Integrate 1Password Enterprise Password Manager with Okta for SSO Unlock
This page provides the details to connect 1Password Enterprise Password Manager to your Identity Provider such as Okta, define user access permissions, and configure biometric security settings for your org.
Access SSO settings
- Sign in to 1Password Enterprise Password Manager.
- Select Policies from the side pane.
- Under the Configure Identity Provider, select Manage.
You can add the 1Password Enterprise Password Manager logo to the 1Password Enterprise Password Manager app in Okta to visually identify it.
Configure the Okta connection
Establish or modify the secure connection between 1Password Enterprise Password Manager and Okta to enable authentication:
- Select Edit Configuration.
- Follow the on-screen prompts to set up unlock with SSO. You can only configure one identity provider for SSO unlock.
To prevent loss of access to 1Password Enterprise Password Manager, you can only save an IdP configuration after a successful test connection. You can't save the changes if authentication is unsuccessful.
Manage User Assignments and enable Biometrics
To change which users are assigned to unlock 1Password Enterprise Password Manager using Okta, select Edit at the bottom of the Settings page.
- User assignment: In the Who can unlock 1Password Enterprise Password Manager with an identity provider section, choose an option to specify which team members use Okta for unlock.

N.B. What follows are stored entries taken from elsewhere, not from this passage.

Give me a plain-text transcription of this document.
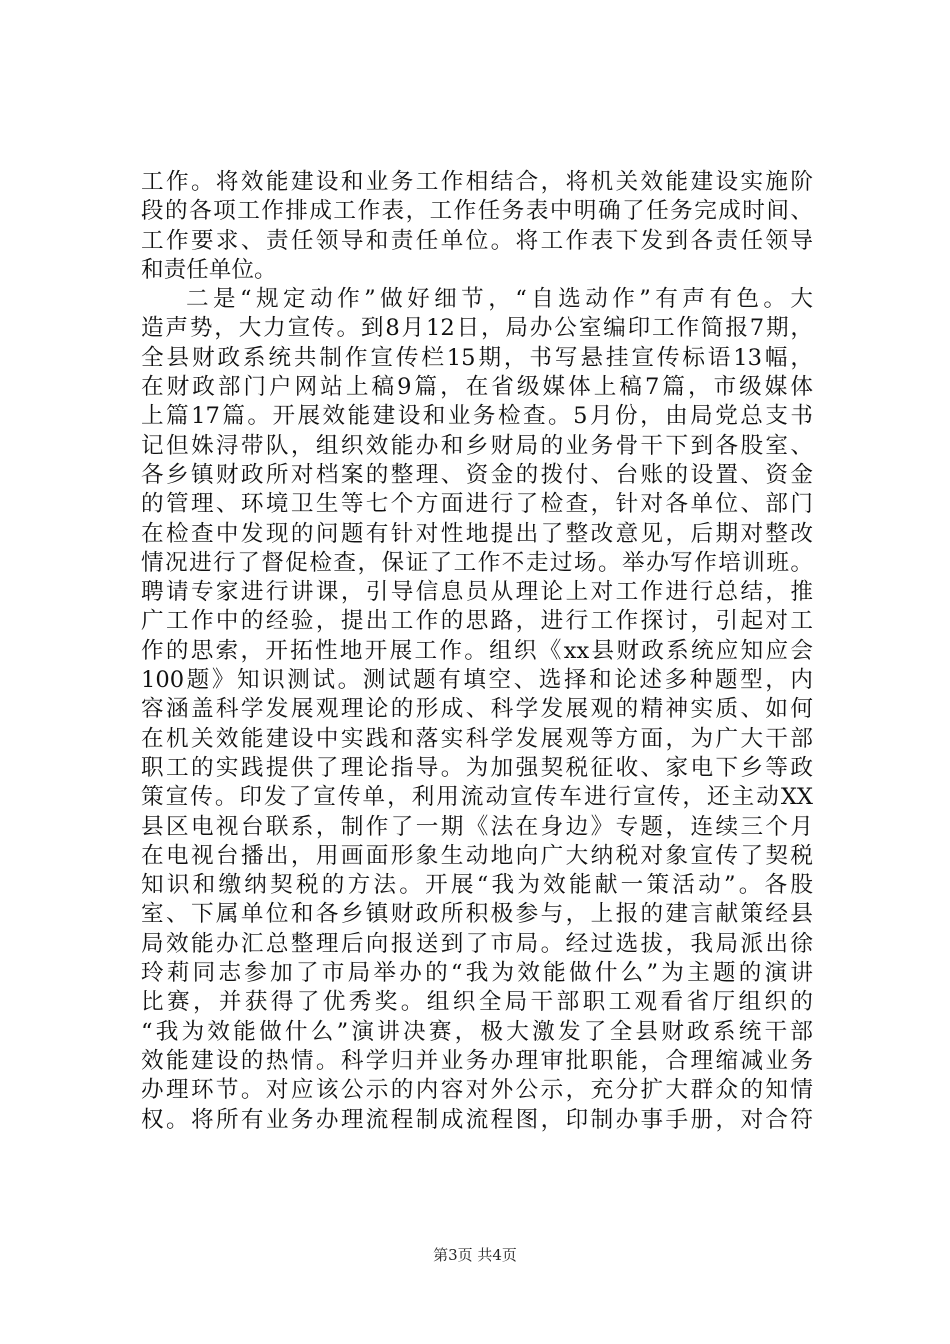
工作。将效能建设和业务工作相结合，将机关效能建设实施阶
段的各项工作排成工作表，工作任务表中明确了任务完成时间、
工作要求、责任领导和责任单位。将工作表下发到各责任领导
和责任单位。
二是“规定动作”做好细节，“自选动作”有声有色。大
造声势，大力宣传。到8月12日，局办公室编印工作简报7期，
全县财政系统共制作宣传栏15期，书写悬挂宣传标语13幅，
在财政部门户网站上稿9篇，在省级媒体上稿7篇，市级媒体
上篇17篇。开展效能建设和业务检查。5月份，由局党总支书
记但姝浔带队，组织效能办和乡财局的业务骨干下到各股室、
各乡镇财政所对档案的整理、资金的拨付、台账的设置、资金
的管理、环境卫生等七个方面进行了检查，针对各单位、部门
在检查中发现的问题有针对性地提出了整改意见，后期对整改
情况进行了督促检查，保证了工作不走过场。举办写作培训班。
聘请专家进行讲课，引导信息员从理论上对工作进行总结，推
广工作中的经验，提出工作的思路，进行工作探讨，引起对工
作的思索，开拓性地开展工作。组织《xx县财政系统应知应会
100题》知识测试。测试题有填空、选择和论述多种题型，内
容涵盖科学发展观理论的形成、科学发展观的精神实质、如何
在机关效能建设中实践和落实科学发展观等方面，为广大干部
职工的实践提供了理论指导。为加强契税征收、家电下乡等政
策宣传。印发了宣传单，利用流动宣传车进行宣传，还主动XX
县区电视台联系，制作了一期《法在身边》专题，连续三个月
在电视台播出，用画面形象生动地向广大纳税对象宣传了契税
知识和缴纳契税的方法。开展“我为效能献一策活动”。各股
室、下属单位和各乡镇财政所积极参与，上报的建言献策经县
局效能办汇总整理后向报送到了市局。经过选拔，我局派出徐
玲莉同志参加了市局举办的“我为效能做什么”为主题的演讲
比赛，并获得了优秀奖。组织全局干部职工观看省厅组织的
“我为效能做什么”演讲决赛，极大激发了全县财政系统干部
效能建设的热情。科学归并业务办理审批职能，合理缩减业务
办理环节。对应该公示的内容对外公示，充分扩大群众的知情
权。将所有业务办理流程制成流程图，印制办事手册，对合符
第3页 共4页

- The recommended choice is Only groups you select. Learn more about using Custom groups in 1Password Business.
- To disable unlock with SSO, select No one.
-
Migration of grace period: Specify the number of days before team members are required to switch to unlocking with Okta.
- The default grace period is 5 days. If a team member fails to migrate before this period ends, they must contact their administrator for account recovery.
- Biometric unlock: To permit team members to use biometrics (touch ID, face ID, Windows hello, and so on) for unlocking, select Allow people to unlock 1Password Enterprise Password Manager using biometrics.
- Define the number of days or weeks after which team members are prompted to sign in to Okta again.
- When biometric unlock is enabled, team members can access 1Password Enterprise Password Manager while offline until the specified time elapses. After this period, Vault access will become online-only.